Когда младенец появился на свет, он выглядел вполне здоровым ребенком. Но уже с самых первых дней у Кристин зародилось какое-то недоброе предчувствие. В ту минуту, когда она разрешилась от бремени, ей показалось вдруг, будто сердце ее рассыпалось пеплом, точно истлевший уголек. А когда Исрид поднесла к ней новорожденного, она вообразила, что в нем едва теплится искра жизни! Но она тут же отогнала от себя эту мысль: ведь ей уже столько раз и прежде чудилось, будто сердце ее разорвалось на части… А мальчик большой и с виду не хворый.
Но тревога за младенца росла в ней день ото дня. Мальчик все время пищал, молока он не хотел тоже; иногда матери только после долгих усилий удавалось заставить его взять грудь. Но едва он начинал сосать, как тотчас засыпал… Матери казалось, что он совсем не растет…
В страхе и отчаянии видела она, что с того самого дня, как маленький Эрленд был окрещен именем своего отца, он стал хиреть еще быстрее.
Ни одного, нет, ни одного из своих сыновей не любила она так, как этого злосчастного крошку. Ни одного не зачала в таком безоглядном и сладостном порыве счастья, ни одного не носила в таком счастливом ожидании. Теперь она часто вспоминала минувшие девять месяцев; под конец она из последних сил цеплялась за свою надежду и веру. Она не могла лишиться этого ребенка – и она не могла его спасти…
«Боже всемогущий, милосердная матерь божья, святой Улав!» – Она чувствовала, что на этот раз она тщетно падает ниц моля сохранить жизнь ее ребенку…

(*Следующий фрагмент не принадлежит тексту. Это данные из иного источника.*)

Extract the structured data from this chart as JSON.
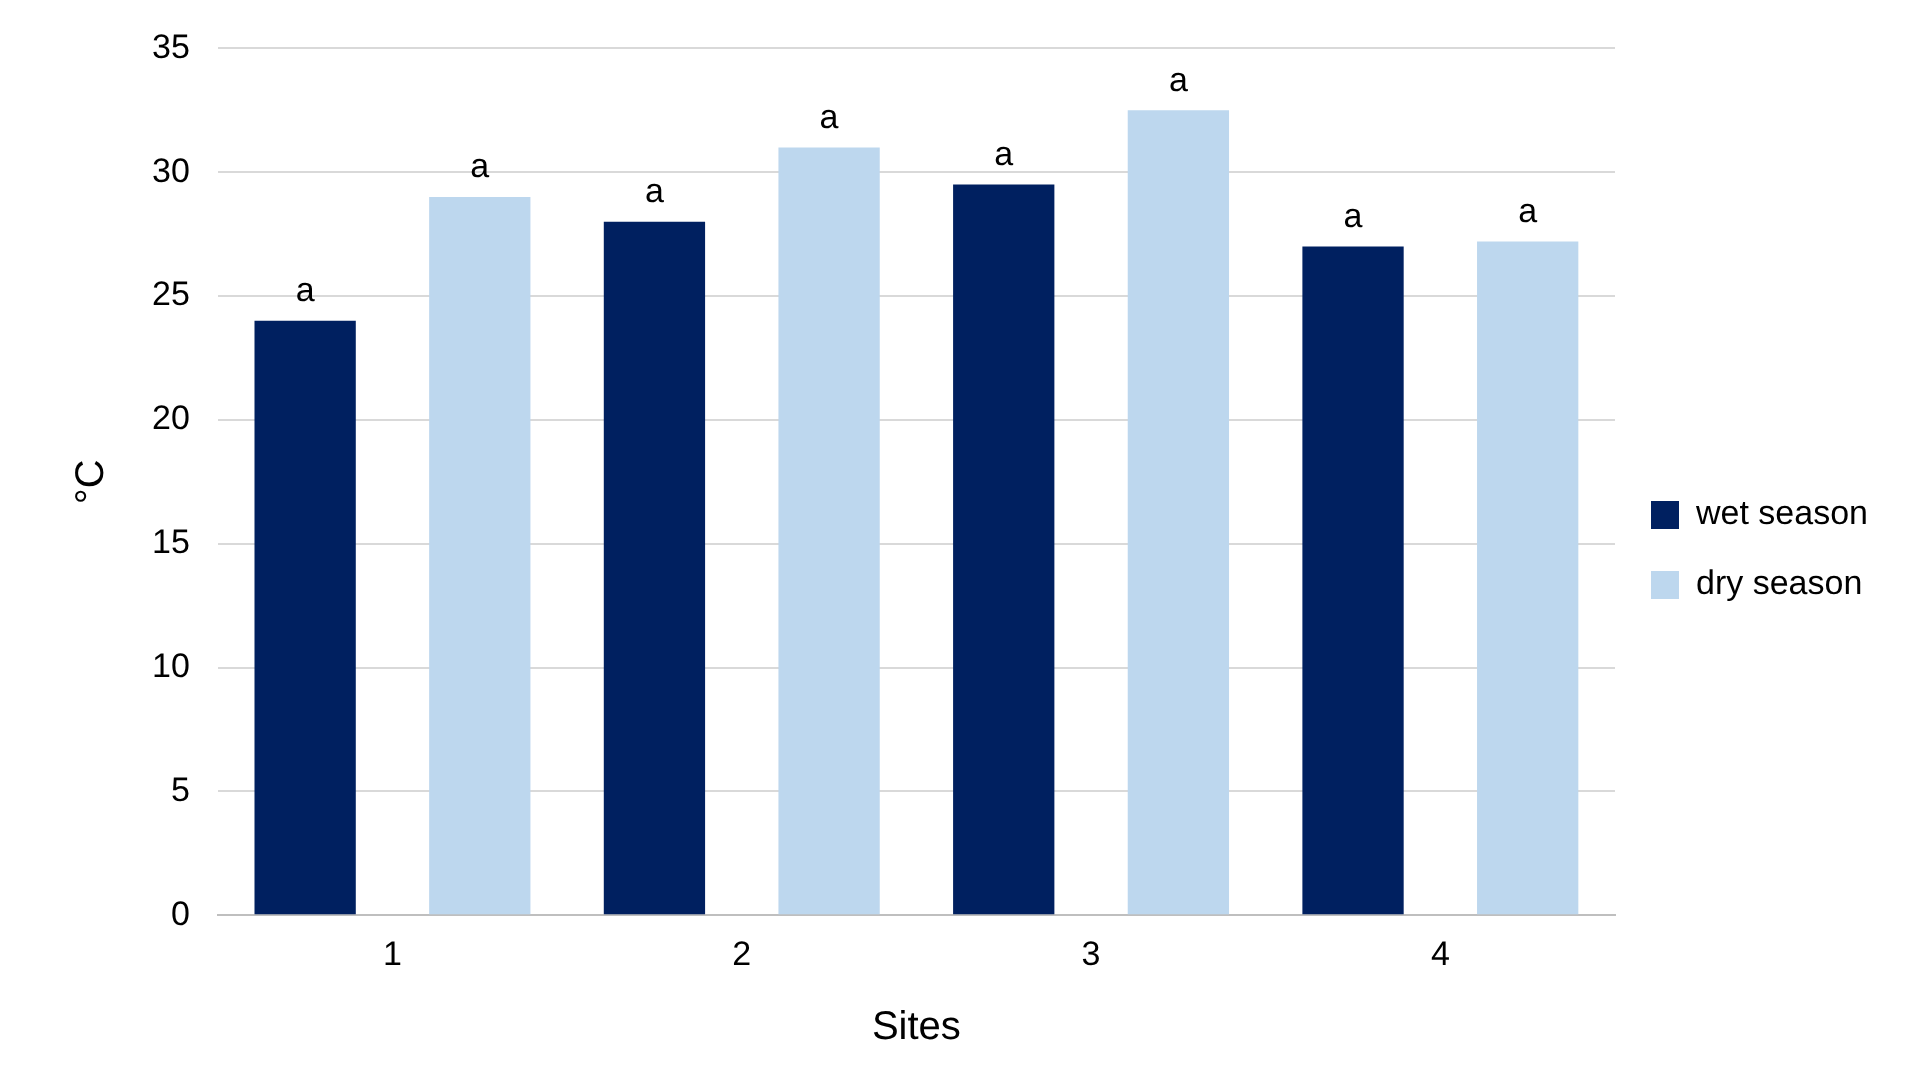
{
  "chart_data": {
    "type": "bar",
    "xlabel": "Sites",
    "ylabel": "°C",
    "categories": [
      "1",
      "2",
      "3",
      "4"
    ],
    "series": [
      {
        "name": "wet season",
        "color": "#002060",
        "values": [
          24,
          28,
          29.5,
          27
        ],
        "value_labels": [
          "a",
          "a",
          "a",
          "a"
        ]
      },
      {
        "name": "dry season",
        "color": "#bdd7ee",
        "values": [
          29,
          31,
          32.5,
          27.2
        ],
        "value_labels": [
          "a",
          "a",
          "a",
          "a"
        ]
      }
    ],
    "ylim": [
      0,
      35
    ],
    "yticks": [
      0,
      5,
      10,
      15,
      20,
      25,
      30,
      35
    ],
    "grid": "y",
    "legend": "right"
  }
}
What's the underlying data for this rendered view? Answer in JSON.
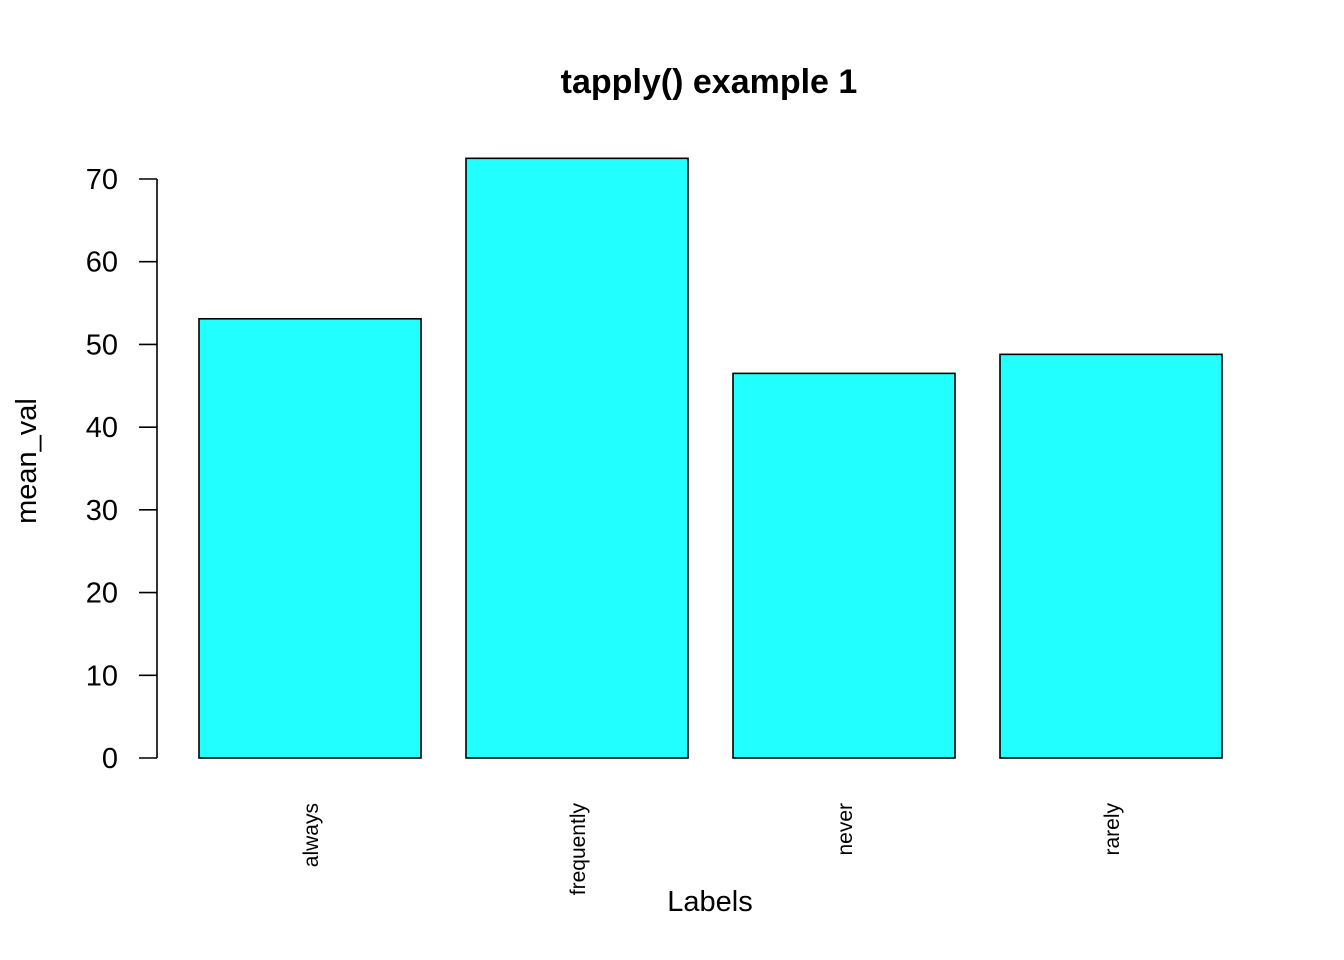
{
  "chart_data": {
    "type": "bar",
    "title": "tapply() example 1",
    "xlabel": "Labels",
    "ylabel": "mean_val",
    "categories": [
      "always",
      "frequently",
      "never",
      "rarely"
    ],
    "values": [
      53.1,
      72.5,
      46.5,
      48.8
    ],
    "ylim": [
      0,
      70
    ],
    "yticks": [
      0,
      10,
      20,
      30,
      40,
      50,
      60,
      70
    ],
    "bar_color": "#22ffff",
    "bar_border_color": "#000000",
    "grid": false,
    "legend": "none"
  }
}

«И остави нам долги наши, яко и мы оставляем должникам нашим…»
Каждое воскресенье она, по обыкновению, ходила в церковь. Она прикладывалась к порогу, кропила себя святой водой, преклоняла колена перед старым распятием над хорами.
Спаситель в предсмерной муке взирал на нее сверху взором, исполненным скорби и кротости. Христос принял смерть, чтобы спасти своих палачей. Святой Улав, стоя пред его очами, неустанно молит о милости для тех, кто отправил в изгнание и убил святого короля…
«…яко и мы оставляем должникам нашим».
«Святая Мария! Мой сын умирает». – «А ты разве не знаешь, Кристин, что я охотней возложила бы на себя крест сына моего и приняла бы за него смерть, чем стоять у его креста и видеть, как он умирает?.. Но когда я узнала, что через смерть его совершится спасение грешников, я благословила его в сердце своем… Я благословила его, когда сын мой воззвал к господу: „Отец мой, прости им, ибо не ведают, что творят…"»
«…яко и мы оставляет должникам нашим».
Нет, господь не преклонит свой слух к тому, о чем вопиет твое сердце, пока ты не прочитаешь «Отче наш», не лукавя…
«„И остави нам долги наши…" А ты забыла, сколько раз господь оставлял твои грехи? Погляди на твоих сыновей, которые стоят сейчас там, на мужской половине. Погляди на старшего из них, который стоит впереди этой стайки красавцев юношей. То плод греха твоего; но вот уже скоро двадцать лет, как господь умножает его красу, разум и мужество».
«Это милосердие… Так будь милосердна и к моему младшему сыну…»
«Вспомни своего отца, вспомни Симона Дарре…»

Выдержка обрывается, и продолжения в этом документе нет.